Der Campanile von Florenz
Lange bevor die Kuppel gebaut wurde, war der Campanile schon fertiggestellt. Wie Giorgio Vasari in seinen Künstlerviten berichtet, soll Giotto den Entwurf für Bau und Dekoration des Glockenturms gemacht haben. Im Dommuseum von Siena hat sich eine große kolorierte Zeichnung (209 cm hoch ) auf Pergamentpapier erhalten, die im 19. Jahrhundert dem Künstler Giotto zugeschrieben wurde.
Übrigens: Die italienische Firma Ferrero hat 1996 Zeichnung und Künstlername Giotto benützt für die Markteinführung einer neuen Süßigkeit! Die Waffelkugel mit Haselnussstückchen verpackt in einer Pergamentpapierstange! Schaut euch beim nächsten Mal die Verpackung von „Giotto“ genau an, vielleicht entdeckt ihr die Zeichnung des Campanile von Florenz.
Nach der Pestkatastrophe 1348 hat der Baumeister Francesco Talenti die Bauleitung übernommen. 1384 setzte man das Dach auf den 82 m hohen Glockenturm. Er gilt als der schönste Kirchturm in Italien. Der Bau von Kathedrale und Glockenturm war Ausdruck vom Bürgerstolz der Stadt. Keine Kirche zu der Zeit war größer, kein Kirchturm höher.
Das Besondere an diesem Campanile, deshalb erzähle ich euch hier davon, ist das Bildprogramm in den ersten beiden Geschossen. Inhaltlich geplant wurde es vermutlich von den Dominikanern von Santa Maria Novella, ausgeführt haben die Reliefs Andrea Pisano, der auch die erste Bronzetür des Baptisteriums geschaffen hatte, und sein Nachfolger Nino Pisano. Allerdings wurden die beiden Bildhauer in ihrer Lebenszeit mit der großen Aufgabe nicht fertig. Erst Donatello und sein Schüler Nanni di Bartolo haben die Reihe der Propheten zwischen 1420 und 1435 vervollständigt, Luca della Robbia hat die letzten Reliefs der Sockelzone geschaffen. So wurde die künstlerische Ausstattung des Campanile ungefähr zeitgleich fertig mit der Kuppel des Domes.
Das Bildprogramm des Campanile von Florenz
Die besten Künstler der Zeit haben daran gearbeitet, das Bildprogramm gibt die Ideen der mittelalterlichen Scholastik wieder. Hier wird erklärt, was Kultur um 1300 ist!

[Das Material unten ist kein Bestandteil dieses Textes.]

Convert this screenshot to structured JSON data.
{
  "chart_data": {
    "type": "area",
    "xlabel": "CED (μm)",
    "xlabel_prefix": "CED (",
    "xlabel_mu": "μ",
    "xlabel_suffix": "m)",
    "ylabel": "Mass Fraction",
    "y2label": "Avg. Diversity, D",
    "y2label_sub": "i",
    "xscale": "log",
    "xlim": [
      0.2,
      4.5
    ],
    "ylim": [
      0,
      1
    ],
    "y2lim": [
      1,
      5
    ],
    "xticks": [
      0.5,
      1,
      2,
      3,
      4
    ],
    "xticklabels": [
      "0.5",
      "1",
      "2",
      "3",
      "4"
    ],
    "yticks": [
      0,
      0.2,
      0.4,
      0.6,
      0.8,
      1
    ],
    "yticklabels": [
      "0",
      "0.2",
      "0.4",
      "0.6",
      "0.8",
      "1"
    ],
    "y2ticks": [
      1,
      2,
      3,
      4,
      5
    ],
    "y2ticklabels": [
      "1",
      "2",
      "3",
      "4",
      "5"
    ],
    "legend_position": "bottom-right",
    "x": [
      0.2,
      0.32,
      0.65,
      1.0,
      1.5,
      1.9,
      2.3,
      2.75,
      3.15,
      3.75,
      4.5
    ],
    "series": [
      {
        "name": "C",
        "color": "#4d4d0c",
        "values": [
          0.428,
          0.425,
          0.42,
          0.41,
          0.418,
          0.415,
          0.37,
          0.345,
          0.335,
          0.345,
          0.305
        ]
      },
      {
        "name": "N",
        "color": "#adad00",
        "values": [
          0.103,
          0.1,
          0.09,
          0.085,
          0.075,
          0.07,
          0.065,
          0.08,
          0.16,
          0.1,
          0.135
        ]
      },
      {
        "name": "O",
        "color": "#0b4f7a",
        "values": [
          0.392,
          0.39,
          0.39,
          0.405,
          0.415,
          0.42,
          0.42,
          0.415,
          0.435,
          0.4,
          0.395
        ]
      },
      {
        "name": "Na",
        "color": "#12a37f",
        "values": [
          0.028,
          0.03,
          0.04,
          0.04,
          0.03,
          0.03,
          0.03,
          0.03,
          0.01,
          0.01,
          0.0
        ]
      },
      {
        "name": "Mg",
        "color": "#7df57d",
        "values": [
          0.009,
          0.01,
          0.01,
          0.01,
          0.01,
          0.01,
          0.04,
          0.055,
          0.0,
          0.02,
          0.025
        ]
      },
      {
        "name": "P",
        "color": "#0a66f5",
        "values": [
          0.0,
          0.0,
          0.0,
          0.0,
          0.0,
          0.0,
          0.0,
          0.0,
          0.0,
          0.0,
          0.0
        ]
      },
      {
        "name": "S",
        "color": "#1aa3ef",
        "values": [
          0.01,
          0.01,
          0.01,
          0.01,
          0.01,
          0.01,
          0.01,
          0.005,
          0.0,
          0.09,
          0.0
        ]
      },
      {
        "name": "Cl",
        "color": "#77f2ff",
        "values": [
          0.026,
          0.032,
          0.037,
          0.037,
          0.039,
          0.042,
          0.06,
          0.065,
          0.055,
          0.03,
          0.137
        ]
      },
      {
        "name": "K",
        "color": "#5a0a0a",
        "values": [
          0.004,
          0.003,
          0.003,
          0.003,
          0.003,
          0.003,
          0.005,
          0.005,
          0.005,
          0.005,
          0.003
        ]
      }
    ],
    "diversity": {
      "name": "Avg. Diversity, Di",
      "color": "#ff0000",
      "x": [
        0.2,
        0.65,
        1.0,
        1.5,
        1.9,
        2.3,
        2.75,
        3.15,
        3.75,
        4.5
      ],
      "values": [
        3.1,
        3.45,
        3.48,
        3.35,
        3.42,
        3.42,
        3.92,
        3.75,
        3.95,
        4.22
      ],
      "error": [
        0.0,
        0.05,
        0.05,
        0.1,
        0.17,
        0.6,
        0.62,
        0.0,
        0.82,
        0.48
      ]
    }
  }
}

Die Sechseckreliefs der Sockelzone
Natürlich beginnt die Erklärung der Welt mit Adam und Eva! Wir lesen die Bilder der Reliefs wie in einem Buch, von links nach rechts. Die Geschichte beginnt an der Westseite ( parallel zur Domfassade ) mit der Erschaffung Adams und der Erschaffung Evas. Die ersten Menschen haben das Paradies verspielt, sie müssen jetzt arbeiten. Damit beginnt die kulturelle Tätigkeit! ( Barbra Streusand hat im Opernblog in ihrem Beitrag für Tanjas Blogparade schon darauf hingewiesen, dass das Wort „Kultur“ vom lateinischen „cultura“ d.h. „Bearbeitung, Pflege, Ackerbau“ stammt. ) Das dritte Relief zeigt also Adam und Eva nach der Vertreibung aus dem Paradies bei der Landarbeit. Danach kommt der erste Viehzüchter und das Hirtenleben, die Musik, der erste Schmied und Noah als der erste Weingärtner.
Die Südseite zeigt den ersten Astronom, Hausbau, Medizin, Jagd, Weberei, den ersten Richter für die Gesetzgebung und Dädalus, der für sich und seinen Sohn Flügel baute, als ersten Kunsthandwerker.
Die Ostseite zeigt die Schifffahrt, Herkules, Ackerbau, ein Wagenrennen und die Architektur.
Auf der Nordseite werden dargestellt: die Bildhauerei, die Malerei, Grammatik, Logik und Dialektik, Poesie, Geometrie und Arithmetik und die Harmonie.
Was ist Kultur?
Der Campanile von Florenz zeigt es uns.
Mit der Darstellung der kulturellen Leistungen der Menschen ist die Geschichte noch nicht zu Ende. Denn damals ging man davon aus, dass das Handeln und Tun der Menschen von höheren Mächten beeinflusst werden. Diese Faktoren werden in der Reihe darüber in Rautenreliefs dargestellt.
Die Rautenreliefs
Im Westen werden die 7 Planeten ( Saturn, Jupiter, Mars, Sonne, Venus, Merkur, Mond ) dargestellt, im Süden 7 Tugenden ( Glaube, Liebe, Hoffnung, Klugheit, Gerechtigkeit, Mäßigkeit, Stärke ) im Osten 7 freie Künste (Astronomie, Musik, Geometrie, Grammatik, Rhetorik, Logik, Arithmetik ), im Norden 7 Sakramente.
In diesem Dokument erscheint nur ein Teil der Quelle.